Why do people talk this way? Because it’s what they’ve heard most of their business lives. You hear it, you consider it, you shrug, and you think that this must be the way it’s done. You come to believe that dull, monotone, stock-phrased platitudes comprise the secret formula for giving a keynote address, an after-dinner speech, or a short presentation.
You come to believe that a listless audience is natural.
Not at all! The key is to do a bit of mind-blasting.
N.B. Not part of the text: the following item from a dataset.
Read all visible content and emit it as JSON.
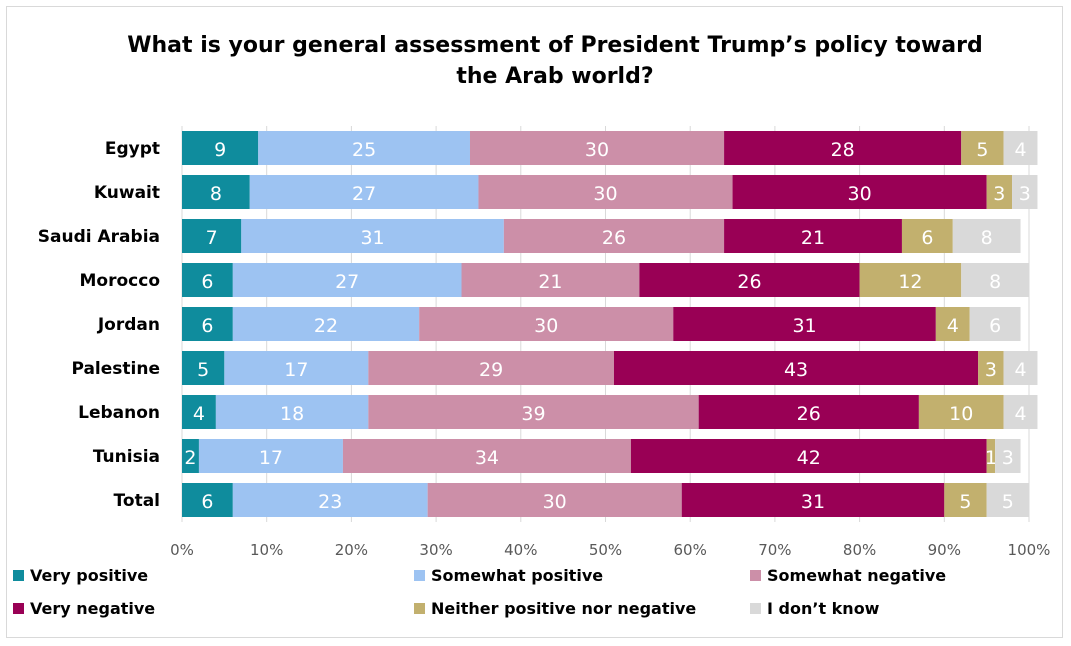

You must blast into their minds to crack that hard shell of inattention. You must say something provocative, but relevant. You must grab your listeners and keep them. You must arrest their attention long enough to make it yours.
Something like this:
“The gravestone was right where the old cobbler said it would be . . . at the back of the overgrown vacant lot. And when I knelt down to brush away the moss and dirt, I could see my hand trembling. The letters were etched in granite and they became visible one by one. My breath caught when I read the inscription–”
Or this . . .
“There were six of them, my back was against the hard brick wall, and let me tell you . . . I learned a hard lesson–”
Or this . . .
“I was stupid, yes stupid. I was young and impetuous. And that’s the only excuse I have for what I did. I will be ashamed of it for the rest of my life–”
Or this . . .
“At the time, it seemed like a good idea . . . but then we heard the ominous sound of a grinding engine, the trash compactor starting up–”
Or this . . .
“She moved through the crowd like shimmering eel cuts the water . . . I thought that she must be a special woman. And then I knew she was when she peeled off her leather jacket . . . and, well–”
You get the idea. Each of these mind-blasters rivets audience attention on you. Your listeners want to hear what comes next. Of course, your mind-blaster must be relevant to your talk and the message you plan to convey. If you engage in theatrics for their own sake, you’ll earn the enmity of your audience, which is far worse than inattention.
So craft an initial mind-blaster to lead your audience from sentence to sentence, eager to hear your next one. And you will have succeeded in hooking and holding your listeners in spite of themselves.